Govt may peg fiscal deficit at around 5.8% of GDP in FY24
NEW DELHI: Despite spending pressures and an expected growth slowdown, the Union government may stick to its fiscal glide path and target a fiscal deficit of 5.7-5.8% of gross domestic product for FY24, an official aware of the matter said. Lower subsidy outgo and ending the free foodgrain scheme may help the government in this respect, as it aims to cut the deficit to 4.5% by FY26. However, a final decision on the FY24 deficit target will be taken at the highest levels closer to the budget.
A fiscal deficit arises when a government spends more than its revenues.
However, even though spending in FY23 is likely to be higher than initially expected, the government is confident of meeting the FY23 fiscal deficit target of 6.4% by cutting avoidable spending and high nominal GDP. Growth in nominal GDP— the denominator for the fiscal deficit ratio—is likely to be higher than the 11.1% estimated in the FY22 budget due to this year’s steep inflation. However, there may be some slippage in the absolute fiscal deficit number due to the rupee depreciation and reduction in excise duty.
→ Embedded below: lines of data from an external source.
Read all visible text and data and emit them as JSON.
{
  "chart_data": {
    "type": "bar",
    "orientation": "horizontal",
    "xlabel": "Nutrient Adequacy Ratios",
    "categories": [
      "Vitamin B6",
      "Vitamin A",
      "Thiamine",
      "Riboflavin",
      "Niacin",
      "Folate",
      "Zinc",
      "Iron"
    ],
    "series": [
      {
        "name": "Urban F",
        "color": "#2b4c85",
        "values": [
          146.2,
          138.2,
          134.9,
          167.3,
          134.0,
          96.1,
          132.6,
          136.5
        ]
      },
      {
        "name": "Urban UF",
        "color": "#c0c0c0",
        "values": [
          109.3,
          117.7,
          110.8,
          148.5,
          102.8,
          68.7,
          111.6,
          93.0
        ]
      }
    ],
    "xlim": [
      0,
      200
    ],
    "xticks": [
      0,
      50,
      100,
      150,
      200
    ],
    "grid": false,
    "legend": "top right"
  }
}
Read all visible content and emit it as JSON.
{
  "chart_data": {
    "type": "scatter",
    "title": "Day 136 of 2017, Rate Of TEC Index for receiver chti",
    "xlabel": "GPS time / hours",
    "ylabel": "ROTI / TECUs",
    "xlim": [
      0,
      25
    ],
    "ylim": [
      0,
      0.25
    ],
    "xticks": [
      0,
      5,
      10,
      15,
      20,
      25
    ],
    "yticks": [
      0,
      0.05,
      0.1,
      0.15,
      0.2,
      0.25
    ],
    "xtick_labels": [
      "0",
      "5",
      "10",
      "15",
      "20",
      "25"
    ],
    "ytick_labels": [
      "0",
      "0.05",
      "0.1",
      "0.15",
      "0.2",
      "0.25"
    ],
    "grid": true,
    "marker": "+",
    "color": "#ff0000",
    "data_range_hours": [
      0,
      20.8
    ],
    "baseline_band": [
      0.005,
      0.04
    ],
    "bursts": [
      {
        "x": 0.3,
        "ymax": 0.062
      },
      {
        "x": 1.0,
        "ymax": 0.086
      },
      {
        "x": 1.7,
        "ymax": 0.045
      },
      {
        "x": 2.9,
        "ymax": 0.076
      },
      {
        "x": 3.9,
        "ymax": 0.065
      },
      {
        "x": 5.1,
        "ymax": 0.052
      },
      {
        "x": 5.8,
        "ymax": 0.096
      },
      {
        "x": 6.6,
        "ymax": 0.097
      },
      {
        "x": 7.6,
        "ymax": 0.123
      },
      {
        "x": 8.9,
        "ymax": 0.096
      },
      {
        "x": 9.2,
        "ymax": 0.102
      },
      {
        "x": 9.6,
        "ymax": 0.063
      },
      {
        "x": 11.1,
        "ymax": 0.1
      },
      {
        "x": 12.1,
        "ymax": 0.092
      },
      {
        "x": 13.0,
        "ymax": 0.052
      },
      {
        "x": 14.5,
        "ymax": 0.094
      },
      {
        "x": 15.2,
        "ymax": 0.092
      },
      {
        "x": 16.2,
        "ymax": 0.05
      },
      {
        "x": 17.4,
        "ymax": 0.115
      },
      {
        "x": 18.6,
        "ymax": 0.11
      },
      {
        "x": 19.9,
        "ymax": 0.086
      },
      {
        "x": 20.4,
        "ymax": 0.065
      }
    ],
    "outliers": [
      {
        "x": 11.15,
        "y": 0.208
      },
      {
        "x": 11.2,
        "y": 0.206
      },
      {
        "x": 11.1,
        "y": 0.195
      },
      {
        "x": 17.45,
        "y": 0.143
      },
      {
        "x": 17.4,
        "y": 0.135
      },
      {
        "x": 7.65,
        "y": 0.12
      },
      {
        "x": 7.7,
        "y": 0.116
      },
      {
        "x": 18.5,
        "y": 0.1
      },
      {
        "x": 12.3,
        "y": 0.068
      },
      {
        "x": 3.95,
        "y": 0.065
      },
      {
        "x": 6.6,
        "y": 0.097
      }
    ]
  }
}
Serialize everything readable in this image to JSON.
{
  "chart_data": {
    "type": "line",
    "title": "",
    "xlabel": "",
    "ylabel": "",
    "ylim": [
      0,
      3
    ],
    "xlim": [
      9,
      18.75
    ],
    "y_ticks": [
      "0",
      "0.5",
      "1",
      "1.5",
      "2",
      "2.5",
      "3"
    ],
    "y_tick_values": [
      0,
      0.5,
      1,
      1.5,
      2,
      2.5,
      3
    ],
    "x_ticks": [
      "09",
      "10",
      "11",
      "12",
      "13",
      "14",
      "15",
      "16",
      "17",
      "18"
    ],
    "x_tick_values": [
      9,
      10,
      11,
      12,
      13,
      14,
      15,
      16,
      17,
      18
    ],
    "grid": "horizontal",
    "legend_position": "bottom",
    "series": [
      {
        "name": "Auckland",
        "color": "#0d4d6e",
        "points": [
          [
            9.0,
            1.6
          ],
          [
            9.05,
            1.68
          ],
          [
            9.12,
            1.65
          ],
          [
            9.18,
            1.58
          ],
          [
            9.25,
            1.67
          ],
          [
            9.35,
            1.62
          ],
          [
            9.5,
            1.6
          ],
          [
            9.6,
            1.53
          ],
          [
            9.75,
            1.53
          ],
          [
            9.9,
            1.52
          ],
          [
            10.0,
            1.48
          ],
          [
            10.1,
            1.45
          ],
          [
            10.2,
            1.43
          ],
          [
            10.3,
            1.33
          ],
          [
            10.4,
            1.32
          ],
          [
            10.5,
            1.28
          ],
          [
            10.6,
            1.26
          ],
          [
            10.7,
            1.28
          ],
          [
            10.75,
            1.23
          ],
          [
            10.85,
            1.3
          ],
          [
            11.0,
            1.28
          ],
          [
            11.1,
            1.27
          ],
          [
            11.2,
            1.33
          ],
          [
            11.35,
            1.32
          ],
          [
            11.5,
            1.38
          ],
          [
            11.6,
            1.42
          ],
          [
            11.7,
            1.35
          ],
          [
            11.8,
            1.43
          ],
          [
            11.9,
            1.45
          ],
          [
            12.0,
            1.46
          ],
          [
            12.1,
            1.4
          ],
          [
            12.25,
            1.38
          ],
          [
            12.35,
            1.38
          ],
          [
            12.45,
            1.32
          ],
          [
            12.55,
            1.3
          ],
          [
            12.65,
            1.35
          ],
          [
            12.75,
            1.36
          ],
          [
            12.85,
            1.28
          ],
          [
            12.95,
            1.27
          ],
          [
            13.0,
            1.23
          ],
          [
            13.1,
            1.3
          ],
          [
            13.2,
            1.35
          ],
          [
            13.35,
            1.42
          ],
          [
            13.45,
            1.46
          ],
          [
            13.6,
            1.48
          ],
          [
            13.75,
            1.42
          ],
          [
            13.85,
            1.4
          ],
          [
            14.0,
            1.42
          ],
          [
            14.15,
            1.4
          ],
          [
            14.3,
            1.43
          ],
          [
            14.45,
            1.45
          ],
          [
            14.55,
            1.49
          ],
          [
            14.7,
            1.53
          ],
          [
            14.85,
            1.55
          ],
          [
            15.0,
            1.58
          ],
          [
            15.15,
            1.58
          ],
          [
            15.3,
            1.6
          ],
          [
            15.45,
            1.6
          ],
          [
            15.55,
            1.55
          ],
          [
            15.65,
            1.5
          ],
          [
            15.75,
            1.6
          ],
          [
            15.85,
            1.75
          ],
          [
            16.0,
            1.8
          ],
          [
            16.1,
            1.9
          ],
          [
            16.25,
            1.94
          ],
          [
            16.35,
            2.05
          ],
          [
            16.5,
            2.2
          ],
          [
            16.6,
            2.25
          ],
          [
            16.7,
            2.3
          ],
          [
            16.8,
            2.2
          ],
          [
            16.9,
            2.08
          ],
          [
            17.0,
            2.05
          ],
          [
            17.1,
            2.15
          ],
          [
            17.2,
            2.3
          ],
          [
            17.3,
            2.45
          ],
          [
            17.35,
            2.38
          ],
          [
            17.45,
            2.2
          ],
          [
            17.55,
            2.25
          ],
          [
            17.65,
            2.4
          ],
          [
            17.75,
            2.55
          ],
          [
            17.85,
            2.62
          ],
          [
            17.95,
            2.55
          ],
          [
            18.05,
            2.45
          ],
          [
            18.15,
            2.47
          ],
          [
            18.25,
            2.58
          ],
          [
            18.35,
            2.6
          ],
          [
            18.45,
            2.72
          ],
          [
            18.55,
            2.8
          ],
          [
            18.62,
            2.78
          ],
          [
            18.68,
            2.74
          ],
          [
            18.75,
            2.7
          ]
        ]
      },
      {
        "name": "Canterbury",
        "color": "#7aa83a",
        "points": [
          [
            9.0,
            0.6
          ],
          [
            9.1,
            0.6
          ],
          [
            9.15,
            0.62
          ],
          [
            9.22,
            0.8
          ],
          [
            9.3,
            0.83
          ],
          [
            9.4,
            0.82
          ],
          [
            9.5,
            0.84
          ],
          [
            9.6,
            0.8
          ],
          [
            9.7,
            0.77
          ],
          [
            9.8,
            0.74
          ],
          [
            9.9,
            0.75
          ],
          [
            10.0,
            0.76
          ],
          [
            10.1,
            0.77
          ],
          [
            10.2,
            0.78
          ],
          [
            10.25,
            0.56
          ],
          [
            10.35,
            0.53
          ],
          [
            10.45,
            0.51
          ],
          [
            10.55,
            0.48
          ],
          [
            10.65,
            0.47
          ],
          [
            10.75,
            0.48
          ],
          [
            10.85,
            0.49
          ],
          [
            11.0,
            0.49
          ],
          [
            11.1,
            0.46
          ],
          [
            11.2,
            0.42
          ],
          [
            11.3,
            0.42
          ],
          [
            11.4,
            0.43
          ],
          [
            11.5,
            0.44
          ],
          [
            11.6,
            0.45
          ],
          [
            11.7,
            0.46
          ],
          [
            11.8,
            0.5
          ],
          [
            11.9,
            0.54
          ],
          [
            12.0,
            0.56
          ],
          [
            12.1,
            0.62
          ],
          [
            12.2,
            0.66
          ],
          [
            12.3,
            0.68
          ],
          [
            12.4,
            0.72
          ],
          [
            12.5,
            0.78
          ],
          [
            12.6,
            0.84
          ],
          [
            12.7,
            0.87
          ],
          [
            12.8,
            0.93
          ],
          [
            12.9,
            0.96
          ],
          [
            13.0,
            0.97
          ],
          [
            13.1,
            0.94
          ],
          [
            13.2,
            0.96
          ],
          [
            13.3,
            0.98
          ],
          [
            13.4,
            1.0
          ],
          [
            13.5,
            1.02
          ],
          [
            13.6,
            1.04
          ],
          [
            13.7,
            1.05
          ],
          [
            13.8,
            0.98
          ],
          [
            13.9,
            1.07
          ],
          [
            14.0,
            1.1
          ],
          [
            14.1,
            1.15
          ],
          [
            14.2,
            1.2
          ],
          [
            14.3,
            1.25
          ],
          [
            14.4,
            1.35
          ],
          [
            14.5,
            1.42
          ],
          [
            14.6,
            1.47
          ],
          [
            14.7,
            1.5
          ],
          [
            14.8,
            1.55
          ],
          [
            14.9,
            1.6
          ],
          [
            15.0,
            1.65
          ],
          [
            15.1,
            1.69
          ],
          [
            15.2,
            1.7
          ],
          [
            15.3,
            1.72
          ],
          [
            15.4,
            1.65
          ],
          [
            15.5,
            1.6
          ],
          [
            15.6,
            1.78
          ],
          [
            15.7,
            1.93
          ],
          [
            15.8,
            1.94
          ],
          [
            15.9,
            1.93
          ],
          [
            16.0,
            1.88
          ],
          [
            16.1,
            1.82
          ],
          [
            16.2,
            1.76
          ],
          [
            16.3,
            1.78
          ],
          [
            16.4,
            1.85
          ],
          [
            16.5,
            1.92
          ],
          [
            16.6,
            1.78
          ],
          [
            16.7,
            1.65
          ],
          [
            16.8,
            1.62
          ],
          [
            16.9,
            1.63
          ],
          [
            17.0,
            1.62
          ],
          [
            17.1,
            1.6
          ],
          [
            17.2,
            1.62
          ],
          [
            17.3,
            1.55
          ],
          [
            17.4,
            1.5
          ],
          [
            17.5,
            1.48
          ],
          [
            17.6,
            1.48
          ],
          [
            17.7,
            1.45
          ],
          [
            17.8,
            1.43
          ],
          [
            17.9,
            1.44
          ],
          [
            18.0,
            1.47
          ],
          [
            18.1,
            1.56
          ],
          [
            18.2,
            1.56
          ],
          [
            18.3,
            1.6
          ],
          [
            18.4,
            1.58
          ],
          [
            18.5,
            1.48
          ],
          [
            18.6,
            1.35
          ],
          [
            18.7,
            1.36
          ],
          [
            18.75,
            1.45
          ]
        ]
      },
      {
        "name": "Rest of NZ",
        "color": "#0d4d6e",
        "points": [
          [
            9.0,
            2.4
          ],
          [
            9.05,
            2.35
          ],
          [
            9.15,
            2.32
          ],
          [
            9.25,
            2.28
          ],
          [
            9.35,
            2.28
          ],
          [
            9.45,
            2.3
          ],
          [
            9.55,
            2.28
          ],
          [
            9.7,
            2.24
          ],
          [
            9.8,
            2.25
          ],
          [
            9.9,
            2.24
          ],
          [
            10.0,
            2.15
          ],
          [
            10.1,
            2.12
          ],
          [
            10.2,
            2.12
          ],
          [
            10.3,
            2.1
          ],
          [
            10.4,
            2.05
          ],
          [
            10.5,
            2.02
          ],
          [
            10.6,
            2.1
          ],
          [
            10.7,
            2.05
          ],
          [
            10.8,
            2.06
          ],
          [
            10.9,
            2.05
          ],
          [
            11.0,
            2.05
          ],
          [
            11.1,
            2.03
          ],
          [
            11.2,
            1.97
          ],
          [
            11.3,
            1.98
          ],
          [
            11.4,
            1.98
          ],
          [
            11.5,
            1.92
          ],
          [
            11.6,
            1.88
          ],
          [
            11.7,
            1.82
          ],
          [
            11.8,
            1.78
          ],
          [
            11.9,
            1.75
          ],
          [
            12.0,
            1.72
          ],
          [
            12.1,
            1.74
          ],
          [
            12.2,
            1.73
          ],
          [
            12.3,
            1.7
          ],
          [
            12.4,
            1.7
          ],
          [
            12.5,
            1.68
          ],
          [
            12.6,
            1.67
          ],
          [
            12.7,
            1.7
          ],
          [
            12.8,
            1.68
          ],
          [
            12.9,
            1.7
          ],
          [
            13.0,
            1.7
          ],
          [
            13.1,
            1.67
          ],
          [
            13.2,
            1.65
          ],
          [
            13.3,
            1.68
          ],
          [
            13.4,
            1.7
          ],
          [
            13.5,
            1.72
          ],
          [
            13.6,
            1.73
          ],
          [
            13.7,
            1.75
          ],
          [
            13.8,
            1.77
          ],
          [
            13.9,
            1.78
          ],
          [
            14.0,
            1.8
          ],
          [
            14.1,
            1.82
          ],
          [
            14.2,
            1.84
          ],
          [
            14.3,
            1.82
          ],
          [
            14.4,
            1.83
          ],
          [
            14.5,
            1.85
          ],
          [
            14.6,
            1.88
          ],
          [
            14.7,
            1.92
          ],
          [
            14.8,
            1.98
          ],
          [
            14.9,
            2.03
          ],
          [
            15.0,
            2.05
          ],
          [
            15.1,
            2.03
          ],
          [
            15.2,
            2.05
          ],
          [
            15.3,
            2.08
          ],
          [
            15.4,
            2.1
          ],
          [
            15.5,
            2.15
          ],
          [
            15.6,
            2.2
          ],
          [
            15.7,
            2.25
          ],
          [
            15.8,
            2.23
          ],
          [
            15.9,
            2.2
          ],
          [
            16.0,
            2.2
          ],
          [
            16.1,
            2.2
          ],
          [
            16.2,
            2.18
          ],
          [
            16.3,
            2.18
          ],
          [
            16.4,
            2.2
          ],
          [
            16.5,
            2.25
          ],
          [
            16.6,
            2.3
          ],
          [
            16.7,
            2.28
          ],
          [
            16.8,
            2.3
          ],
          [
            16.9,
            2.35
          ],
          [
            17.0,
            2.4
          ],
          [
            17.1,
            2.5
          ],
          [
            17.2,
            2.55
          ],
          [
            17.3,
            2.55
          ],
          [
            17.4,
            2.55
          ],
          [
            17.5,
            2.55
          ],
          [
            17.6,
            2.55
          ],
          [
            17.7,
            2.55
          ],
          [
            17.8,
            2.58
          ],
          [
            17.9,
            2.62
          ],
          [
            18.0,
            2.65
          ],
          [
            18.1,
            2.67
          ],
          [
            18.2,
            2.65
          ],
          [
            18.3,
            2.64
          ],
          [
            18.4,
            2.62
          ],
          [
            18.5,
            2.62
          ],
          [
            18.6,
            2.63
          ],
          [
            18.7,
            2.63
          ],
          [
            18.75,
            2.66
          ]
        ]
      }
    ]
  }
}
“The government intends to try and stick to the glide path. We need to go from 6.4% to 4.5% of GDP in three years, so we could target a lower fiscal deficit by 0.6-0.7 percentage points in FY24. We may get some space as there may not be a free foodgrain scheme, and commodity prices for fertilizers may be lower. Overall, we remain committed to the fiscal glide path,” the person cited above said on the condition of anonymity.
After the fiscal deficit shot up to 9.3% in FY21 amid the covid-19 pandemic, Union finance minister Nirmala Sitharaman proposed a glide path in the
FY22 budget to trim it to 4.5% by FY26 to boost medium-term economic growth.
“We will have to curtail some revenue expenditure… the avoidable ones...but not capital expenditure. We will not cut anything from ₹7.5 trillion, as estimated in the budget. The execution, or the ability to absorb, is in the hands of various executing ministries,” the person said.
In this year’s budget, the government sharply increased its capital expenditure target to ₹7.5 trillion from ₹5.5 trillion the previous year, betting it will crowd in private investment and create jobs.
It has already sanctioned close to ₹55,000 crore of the ₹80,000 crore allocated to the states for various capital projects, of which ₹27,000 crore has already been disbursed. All states have taken the first instalment.
“We anticipate that a moderate fiscal correction would be attempted next year, with a fiscal deficit in the range of 5.5-6%, depending on factors such as the market-driven level of fertilizer subsidy and whether free foodgrain is provided in the coming first supplementary demand for grants,” said Aditi Nayar, chief economist, ICRA Ltd.